Wal-Mart’s business model of “everyday low prices” is dependent upon eliminating the inefficiencies from the entire supply chain, it must consistently offer the very best price on every product it sells, and the only way to do that effectively is to relentlessly cut costs. Vendors that can make themselves efficient enough to supply the system are rewarded with vastly higher volumes, but you can’t make up a loss on volume. In the world of Wal-Mart, only the most efficient vendors survive, and they do so on razor-thin margins.
Becoming a Wal-Mart vendor is a matter of choice. If a company can not become efficient enough to compete head-to-head with the most efficient vendors in the market, it shouldn’t agree to supply Wal-Mart. Period. “Wal-Mart or nothing”, however, is a false proposition. If you don’t like their low-price strategy, pick another one.
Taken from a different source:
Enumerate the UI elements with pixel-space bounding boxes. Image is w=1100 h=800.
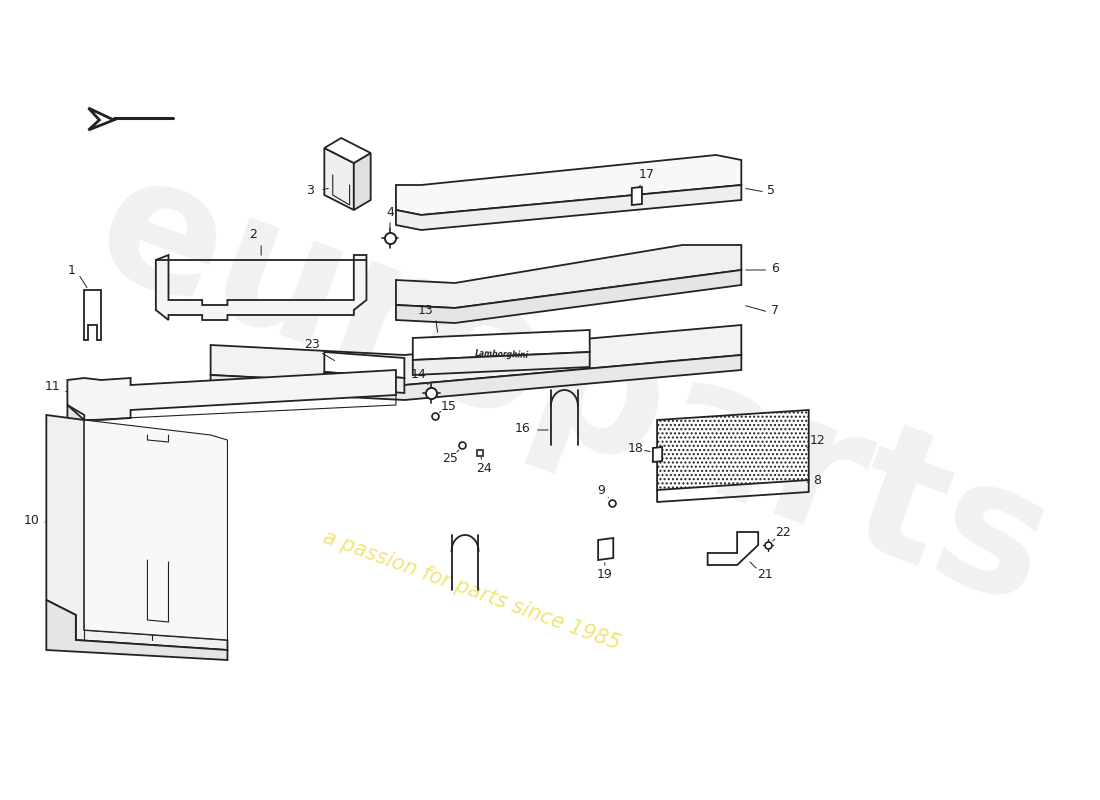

In the same vein, becoming a Wal-Mart employee is a choice. There are a lot of other companies that pay ~$8.50/hr if that’s the economic value of your skills. Stocking shelves is not a skill that is difficult to acquire, nor is there a shortage of people in the world willing to do it. Don't expect Wal-Mart to pay more for anything than it's worth, including labor.
Continuing to purchase products at Wal-Mart is also choice. If you don’t like the company, for whatever reason, don’t shop there. You vote with your dollars.
Wal-Mart has gained its economic power due to massive productivity and efficiency gains developed by employees who chose to work there, selling products produced by vendors who chose to supply them, sold to consumers who chose to buy them. It’s a choice-driven model.
I understand the unease of dealing with such a large economic force. The complexity of the issue is immense, and it's easy to see aspects of the company that don't point to utopia. But it is unjust to imply that a company is a threat to the community simply because it does not coincide with your ideals of human and societal development, whatever they may be. It appears that Wal-Mart's economic clout is a matter of justice, the justice of the aggregation of free and voluntary choices of consumer, vendor, and employee that we commonly call the free market.
Prove Wal-Mart used force or fraud against any individual (consumer, vendor, or employee), and you have a limited case. (Which can be settled in a court of law.) Otherwise, you have no defensible reason to call foul.